A new bill introduced in the Florida legislature that would make most abortions illegal with a penalty of up to life in prison for doctors who performed them—including abortions resulting from pregnancies involving rape or incest—has been filed for the 2010 legislative session.
Both anti-abortion advocates and abortion rights supporters agree the 53-page proposal is an attempt to directly challenge the 40-year-old Roe v. Wade U.S. Supreme Court decision that legalized abortions in the United States in 1973.
Along with not protecting victims of rape and incest, the bill would make induced abortions illegal and punishable by up to life in prison, allow doctors and hospitals to refuse to provide abortion services, and make women jump through two physician sign-offs to ensure that an abortion is medically necessary to save the life of the mother.
Meanwhile, we're in day three of a nationwide pro-life vigil called 40 Days for Life, which sends church groups to fast and pray in front of various women's health care providers, including Planned Parenthood locations in Tacoma, Everett, Olympia, and Bremerton.

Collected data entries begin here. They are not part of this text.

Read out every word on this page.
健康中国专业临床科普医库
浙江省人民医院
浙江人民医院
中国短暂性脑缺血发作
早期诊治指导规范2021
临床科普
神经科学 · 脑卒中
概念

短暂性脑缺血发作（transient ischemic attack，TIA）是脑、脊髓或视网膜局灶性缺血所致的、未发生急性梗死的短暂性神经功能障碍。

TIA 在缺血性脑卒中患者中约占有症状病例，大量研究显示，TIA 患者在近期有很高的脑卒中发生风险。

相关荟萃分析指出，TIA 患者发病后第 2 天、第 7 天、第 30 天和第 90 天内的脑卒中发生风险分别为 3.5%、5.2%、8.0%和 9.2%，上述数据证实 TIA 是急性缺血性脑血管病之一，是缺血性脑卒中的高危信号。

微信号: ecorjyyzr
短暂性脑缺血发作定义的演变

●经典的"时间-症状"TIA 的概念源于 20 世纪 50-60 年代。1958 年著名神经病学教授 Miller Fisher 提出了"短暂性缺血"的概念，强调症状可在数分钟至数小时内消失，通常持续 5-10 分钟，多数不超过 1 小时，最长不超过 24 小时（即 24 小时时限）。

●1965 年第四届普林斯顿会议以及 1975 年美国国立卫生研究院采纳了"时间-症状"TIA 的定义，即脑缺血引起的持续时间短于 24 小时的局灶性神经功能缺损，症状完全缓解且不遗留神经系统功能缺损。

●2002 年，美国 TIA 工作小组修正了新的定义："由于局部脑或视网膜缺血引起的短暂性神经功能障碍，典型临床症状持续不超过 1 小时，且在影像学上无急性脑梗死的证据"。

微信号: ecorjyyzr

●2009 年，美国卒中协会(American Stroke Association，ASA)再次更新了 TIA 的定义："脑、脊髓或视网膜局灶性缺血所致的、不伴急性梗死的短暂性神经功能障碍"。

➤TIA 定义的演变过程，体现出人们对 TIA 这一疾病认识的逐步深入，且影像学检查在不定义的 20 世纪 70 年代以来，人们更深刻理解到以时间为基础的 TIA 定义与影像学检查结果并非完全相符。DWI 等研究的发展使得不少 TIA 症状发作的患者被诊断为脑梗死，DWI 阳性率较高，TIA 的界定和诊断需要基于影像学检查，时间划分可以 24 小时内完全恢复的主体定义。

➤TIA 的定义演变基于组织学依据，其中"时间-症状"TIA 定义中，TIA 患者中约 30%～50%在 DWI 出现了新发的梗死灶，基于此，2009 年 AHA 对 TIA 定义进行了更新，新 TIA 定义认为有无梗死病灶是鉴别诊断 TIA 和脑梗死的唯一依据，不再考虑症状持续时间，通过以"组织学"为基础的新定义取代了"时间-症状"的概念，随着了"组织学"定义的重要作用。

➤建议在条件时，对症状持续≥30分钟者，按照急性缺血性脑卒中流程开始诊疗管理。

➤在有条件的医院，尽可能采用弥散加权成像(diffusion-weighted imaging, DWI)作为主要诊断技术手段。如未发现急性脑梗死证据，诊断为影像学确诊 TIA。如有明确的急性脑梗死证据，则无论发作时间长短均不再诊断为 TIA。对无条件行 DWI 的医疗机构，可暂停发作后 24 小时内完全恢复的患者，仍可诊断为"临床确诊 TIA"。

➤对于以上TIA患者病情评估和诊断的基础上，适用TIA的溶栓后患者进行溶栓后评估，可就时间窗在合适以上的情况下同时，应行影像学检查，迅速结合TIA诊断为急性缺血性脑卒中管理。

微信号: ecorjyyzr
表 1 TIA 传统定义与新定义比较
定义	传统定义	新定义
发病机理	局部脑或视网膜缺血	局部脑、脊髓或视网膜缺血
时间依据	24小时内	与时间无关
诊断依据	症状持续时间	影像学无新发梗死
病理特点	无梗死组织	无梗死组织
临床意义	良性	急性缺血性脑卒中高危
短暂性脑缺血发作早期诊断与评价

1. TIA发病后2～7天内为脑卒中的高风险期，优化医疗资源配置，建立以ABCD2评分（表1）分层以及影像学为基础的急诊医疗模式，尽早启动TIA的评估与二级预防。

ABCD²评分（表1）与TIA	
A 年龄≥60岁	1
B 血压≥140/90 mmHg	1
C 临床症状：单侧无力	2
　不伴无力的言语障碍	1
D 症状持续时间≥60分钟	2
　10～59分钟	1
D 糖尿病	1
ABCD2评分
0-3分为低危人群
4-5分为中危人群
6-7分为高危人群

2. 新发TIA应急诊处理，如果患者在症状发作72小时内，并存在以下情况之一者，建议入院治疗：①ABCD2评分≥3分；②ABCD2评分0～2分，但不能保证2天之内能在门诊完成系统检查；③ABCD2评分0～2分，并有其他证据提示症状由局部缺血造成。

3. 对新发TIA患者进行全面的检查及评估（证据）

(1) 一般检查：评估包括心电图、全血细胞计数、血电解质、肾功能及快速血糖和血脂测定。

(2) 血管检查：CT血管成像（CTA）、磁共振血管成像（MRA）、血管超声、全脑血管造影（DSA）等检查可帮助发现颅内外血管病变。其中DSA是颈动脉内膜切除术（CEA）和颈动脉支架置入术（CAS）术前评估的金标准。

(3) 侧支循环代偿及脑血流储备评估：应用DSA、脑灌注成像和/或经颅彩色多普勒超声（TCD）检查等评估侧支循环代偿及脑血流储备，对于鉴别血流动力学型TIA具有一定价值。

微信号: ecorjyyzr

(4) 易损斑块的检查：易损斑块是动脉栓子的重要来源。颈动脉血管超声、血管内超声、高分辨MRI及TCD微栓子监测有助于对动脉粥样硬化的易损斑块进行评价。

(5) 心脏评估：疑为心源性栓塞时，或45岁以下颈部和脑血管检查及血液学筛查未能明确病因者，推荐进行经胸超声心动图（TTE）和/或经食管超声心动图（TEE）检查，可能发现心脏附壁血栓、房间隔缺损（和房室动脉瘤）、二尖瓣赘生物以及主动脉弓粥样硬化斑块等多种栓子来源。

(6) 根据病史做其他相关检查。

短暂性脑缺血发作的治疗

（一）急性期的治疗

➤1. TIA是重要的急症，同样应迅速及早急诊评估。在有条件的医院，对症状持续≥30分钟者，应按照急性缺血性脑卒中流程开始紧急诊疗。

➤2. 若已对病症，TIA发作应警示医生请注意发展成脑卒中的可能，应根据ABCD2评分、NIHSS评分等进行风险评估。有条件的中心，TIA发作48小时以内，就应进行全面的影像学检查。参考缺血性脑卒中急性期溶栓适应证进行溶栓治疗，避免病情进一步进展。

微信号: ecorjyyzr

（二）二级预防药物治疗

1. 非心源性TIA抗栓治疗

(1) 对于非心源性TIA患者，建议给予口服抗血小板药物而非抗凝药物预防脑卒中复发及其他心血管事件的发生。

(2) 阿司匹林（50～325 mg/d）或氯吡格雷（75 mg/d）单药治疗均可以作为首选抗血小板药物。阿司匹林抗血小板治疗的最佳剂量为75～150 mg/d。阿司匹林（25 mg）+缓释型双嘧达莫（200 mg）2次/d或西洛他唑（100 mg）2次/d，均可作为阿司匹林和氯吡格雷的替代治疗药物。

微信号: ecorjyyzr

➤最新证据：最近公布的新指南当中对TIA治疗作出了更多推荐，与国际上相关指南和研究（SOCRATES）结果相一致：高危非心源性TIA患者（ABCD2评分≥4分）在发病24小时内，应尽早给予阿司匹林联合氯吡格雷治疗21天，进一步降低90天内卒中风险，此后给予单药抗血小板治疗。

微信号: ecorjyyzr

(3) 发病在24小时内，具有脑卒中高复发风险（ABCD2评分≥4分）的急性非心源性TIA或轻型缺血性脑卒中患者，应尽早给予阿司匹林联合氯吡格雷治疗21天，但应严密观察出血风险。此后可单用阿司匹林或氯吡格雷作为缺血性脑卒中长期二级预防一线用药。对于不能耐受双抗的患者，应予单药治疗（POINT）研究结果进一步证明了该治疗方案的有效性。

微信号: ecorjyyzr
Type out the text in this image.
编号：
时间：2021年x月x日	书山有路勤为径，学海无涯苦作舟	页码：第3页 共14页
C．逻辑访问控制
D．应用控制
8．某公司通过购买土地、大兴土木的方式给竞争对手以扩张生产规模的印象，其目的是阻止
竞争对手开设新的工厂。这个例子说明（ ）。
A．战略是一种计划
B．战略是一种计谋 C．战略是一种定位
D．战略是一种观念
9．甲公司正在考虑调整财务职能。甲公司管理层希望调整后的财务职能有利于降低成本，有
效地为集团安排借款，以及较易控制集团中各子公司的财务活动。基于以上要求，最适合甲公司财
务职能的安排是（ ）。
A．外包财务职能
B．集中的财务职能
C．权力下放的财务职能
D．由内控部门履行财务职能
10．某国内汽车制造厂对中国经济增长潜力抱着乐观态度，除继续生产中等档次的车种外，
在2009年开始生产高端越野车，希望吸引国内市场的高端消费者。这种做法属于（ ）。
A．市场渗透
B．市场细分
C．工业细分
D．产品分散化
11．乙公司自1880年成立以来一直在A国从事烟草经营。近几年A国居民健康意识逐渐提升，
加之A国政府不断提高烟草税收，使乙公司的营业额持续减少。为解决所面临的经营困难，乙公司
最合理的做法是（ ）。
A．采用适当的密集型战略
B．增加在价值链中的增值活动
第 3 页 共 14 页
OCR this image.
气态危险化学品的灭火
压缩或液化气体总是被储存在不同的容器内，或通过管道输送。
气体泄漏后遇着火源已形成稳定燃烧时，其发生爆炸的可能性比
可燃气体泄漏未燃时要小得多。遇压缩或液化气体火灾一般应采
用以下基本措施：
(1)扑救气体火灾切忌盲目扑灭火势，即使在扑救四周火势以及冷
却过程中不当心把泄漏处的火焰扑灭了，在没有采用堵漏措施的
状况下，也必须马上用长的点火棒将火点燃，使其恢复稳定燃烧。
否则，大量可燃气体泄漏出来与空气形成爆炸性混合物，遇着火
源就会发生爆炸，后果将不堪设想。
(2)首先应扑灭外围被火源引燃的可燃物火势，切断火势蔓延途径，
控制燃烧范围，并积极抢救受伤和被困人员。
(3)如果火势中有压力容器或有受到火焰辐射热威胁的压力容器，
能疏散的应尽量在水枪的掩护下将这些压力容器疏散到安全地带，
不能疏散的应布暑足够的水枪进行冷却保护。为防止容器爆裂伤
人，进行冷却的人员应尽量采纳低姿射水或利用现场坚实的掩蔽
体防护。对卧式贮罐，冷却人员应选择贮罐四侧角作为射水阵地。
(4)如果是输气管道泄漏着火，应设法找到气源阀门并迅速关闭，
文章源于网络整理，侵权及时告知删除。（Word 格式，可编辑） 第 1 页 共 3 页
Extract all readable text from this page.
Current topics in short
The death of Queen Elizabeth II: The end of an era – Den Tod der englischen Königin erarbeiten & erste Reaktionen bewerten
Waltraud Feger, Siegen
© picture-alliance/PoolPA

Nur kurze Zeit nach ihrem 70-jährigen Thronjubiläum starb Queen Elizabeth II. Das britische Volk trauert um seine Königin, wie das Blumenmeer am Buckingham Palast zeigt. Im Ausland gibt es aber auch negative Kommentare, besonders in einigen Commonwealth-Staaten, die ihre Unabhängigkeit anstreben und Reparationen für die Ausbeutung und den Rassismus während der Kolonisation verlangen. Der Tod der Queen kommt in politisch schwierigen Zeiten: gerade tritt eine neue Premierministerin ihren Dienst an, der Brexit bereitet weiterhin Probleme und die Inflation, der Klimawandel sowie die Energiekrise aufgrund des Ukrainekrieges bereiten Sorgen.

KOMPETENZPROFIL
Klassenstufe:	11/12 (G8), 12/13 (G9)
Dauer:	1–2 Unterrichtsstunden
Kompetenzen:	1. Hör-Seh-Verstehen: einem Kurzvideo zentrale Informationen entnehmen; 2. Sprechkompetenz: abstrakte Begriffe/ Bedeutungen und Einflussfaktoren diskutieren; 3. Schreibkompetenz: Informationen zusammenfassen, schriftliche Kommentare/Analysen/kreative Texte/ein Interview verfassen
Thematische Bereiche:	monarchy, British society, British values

John Leslie, a volunteer with the 40 Days campaign in Tacoma, says he objects to Planned Parenthood's abortion factory and promotion of promiscuity, and prays daily for their "change of heart". He says his group has roughly 12 people praying in front of Planned Parenthood each day from 10 a.m. to 4 p.m. When asked why he objects to sexual education and protection for women, Leslie said:
"[Planned Parenthood] like to promote this nice term called 'scientifically and medically accurate information' but who knows what that means... Really their goal isn't to reduce the amount of sex [kids are] having, they want to promote sex in our schools and then offer out abortions... It's all good business for them, like having the fox in the hen house."
He admits that he's never been inside a Planned Parenthood and doesn't know exactly what they do during private consultations. He also informed me that abortion leads to a 40 percent increase in breast cancer risk among women (a statistic commonly heard at religiously-run limited service pregnancy centers).
"That's just not true," says Planned Parenthood spokeswoman Kristen Glundberg-Prosser, citing this page by the American Cancer Society. As for the effect fasting and praying is having on Planned Parenthood clinics in Washington, "We've seen no decline in our number of patients. We have trained escorts ready and available to keep our patients safe, but really, these groups aren't having an effect on our patient load."